Personality Disorder Diagnosis
Number of Patients (%)
N = 48Avoidant
13 (27.1)
Depressive
12 (25.0)
Paranoid
11 (22.9)
Obsessive-compulsive
10 (20.8)
Negativistic
10 (20.8)
Schizoid
8 (16.7)
Borderline
8 (16.7)
Schizotypal
6 (12.5)
Dependent
3 (6.3)
Histrionic
2 (4.2)
Antisocial
2 (4.2)
Narcissistic
1 (2.1)
Table 3: Personality disorder diagnoses in fibromyalgia patients.
Conclusion
In our patient sample, 85.4% of patients had a coexisting nonpersonality disorder psychiatric diagnosis and 56.3% of patients had a coexisting personality disorder. According to the National Institute of Mental Health, the lifetime prevalence of any mood disorder in people age 45-59 is 22.9%, as opposed to our finding of 60.4% in the FM population [10]. Most striking is the discrepancy between the prevalence of dysthymic disorder in the general population and that in our patient population, namely 3.7% (ages 45-59) compared to 54.2% in our FM sample [10]. These large discrepancies suggest the need for further exploration, and ideally, mutually beneficial treatment strategies may be studied in an outcome based manner. Further studies will be necessary in order to explore the hypothesis that treating concurrent psychiatric disorders with the standard psychotropic medications and psychotherapy should provide benefit to patients who suffer from FM comorbid with psychiatric disorder.

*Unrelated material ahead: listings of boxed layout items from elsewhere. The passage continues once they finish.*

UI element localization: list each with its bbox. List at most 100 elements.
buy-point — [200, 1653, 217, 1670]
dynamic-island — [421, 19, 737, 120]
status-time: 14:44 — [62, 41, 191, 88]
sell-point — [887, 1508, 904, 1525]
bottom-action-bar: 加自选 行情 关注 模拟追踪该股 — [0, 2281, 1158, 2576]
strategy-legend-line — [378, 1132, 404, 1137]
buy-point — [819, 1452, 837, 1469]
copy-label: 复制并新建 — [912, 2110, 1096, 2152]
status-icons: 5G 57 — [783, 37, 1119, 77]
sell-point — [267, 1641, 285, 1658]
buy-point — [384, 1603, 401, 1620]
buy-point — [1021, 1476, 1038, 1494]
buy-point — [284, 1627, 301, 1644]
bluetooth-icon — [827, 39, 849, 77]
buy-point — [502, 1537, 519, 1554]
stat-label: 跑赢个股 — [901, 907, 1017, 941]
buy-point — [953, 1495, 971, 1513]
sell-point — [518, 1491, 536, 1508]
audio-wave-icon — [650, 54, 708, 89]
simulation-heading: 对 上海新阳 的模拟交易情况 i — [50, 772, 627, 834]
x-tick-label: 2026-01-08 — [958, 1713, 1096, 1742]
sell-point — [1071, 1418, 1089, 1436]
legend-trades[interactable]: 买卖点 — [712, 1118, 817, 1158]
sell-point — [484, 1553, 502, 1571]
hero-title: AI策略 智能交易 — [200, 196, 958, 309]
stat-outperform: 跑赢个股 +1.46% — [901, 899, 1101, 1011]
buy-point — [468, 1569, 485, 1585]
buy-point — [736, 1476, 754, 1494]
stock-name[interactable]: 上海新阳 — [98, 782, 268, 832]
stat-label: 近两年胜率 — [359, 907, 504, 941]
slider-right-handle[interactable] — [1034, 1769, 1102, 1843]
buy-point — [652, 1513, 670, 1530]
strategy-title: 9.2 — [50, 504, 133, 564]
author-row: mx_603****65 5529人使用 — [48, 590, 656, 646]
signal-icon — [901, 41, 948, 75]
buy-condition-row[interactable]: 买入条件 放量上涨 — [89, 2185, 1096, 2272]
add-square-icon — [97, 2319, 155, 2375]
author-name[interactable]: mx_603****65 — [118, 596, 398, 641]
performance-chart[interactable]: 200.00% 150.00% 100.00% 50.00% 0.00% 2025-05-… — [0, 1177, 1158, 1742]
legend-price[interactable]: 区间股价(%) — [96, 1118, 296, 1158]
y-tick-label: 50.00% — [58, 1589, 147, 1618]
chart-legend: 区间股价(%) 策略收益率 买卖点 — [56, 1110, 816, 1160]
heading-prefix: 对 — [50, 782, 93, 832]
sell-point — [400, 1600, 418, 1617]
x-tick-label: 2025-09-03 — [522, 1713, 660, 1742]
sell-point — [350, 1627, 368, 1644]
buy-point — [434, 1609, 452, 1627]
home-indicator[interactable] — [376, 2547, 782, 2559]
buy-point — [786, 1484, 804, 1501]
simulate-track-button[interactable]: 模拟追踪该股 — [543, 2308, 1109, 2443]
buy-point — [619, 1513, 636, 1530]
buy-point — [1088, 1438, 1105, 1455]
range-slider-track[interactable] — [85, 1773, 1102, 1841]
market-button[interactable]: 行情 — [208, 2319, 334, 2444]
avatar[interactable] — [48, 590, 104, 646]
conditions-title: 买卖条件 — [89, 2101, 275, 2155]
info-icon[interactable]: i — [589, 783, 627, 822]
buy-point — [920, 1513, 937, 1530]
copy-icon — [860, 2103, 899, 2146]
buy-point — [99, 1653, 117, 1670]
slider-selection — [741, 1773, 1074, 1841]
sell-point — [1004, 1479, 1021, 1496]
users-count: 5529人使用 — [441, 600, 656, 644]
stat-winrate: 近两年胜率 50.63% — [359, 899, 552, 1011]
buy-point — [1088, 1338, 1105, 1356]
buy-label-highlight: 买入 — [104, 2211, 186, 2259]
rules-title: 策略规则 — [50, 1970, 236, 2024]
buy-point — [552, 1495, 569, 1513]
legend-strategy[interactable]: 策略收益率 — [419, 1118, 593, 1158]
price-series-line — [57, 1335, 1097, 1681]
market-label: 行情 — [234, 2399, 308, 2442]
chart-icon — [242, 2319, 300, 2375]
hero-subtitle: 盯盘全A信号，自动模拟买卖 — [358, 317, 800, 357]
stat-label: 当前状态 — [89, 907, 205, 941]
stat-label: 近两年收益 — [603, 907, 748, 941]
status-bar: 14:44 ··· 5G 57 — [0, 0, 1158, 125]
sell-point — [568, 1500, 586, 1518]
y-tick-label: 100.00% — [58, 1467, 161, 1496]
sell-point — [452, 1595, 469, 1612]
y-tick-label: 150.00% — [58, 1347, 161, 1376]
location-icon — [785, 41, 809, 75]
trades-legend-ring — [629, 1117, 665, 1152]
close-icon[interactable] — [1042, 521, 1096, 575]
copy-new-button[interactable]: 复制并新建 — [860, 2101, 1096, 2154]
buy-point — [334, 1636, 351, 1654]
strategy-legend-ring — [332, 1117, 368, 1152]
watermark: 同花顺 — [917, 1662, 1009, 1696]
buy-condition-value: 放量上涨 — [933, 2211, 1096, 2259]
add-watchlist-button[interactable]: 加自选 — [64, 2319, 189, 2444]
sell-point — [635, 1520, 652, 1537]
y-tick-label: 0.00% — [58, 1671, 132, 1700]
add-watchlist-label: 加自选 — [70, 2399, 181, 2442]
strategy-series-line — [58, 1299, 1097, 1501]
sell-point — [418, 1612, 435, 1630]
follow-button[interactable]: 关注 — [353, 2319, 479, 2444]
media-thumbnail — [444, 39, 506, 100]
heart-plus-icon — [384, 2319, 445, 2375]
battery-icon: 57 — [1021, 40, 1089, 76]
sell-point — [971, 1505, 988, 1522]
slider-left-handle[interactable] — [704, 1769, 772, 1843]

Theoretically, there should be overlap between symptoms experienced by FM and psychiatric disorder patients, and given this; there may be overlap in treatment responses. These types of outcome studies warrant future investigation. In any case, it is becoming increasingly evident that fibromyalgia is not solely a pain disorder. Psychiatric comorbidities are just one facet of a complicated disease process. Ideally, understanding the relationship between fibromyalgia and other disorders should benefit patient outcomes as providers learn to better recognize and treat the effects of the disease.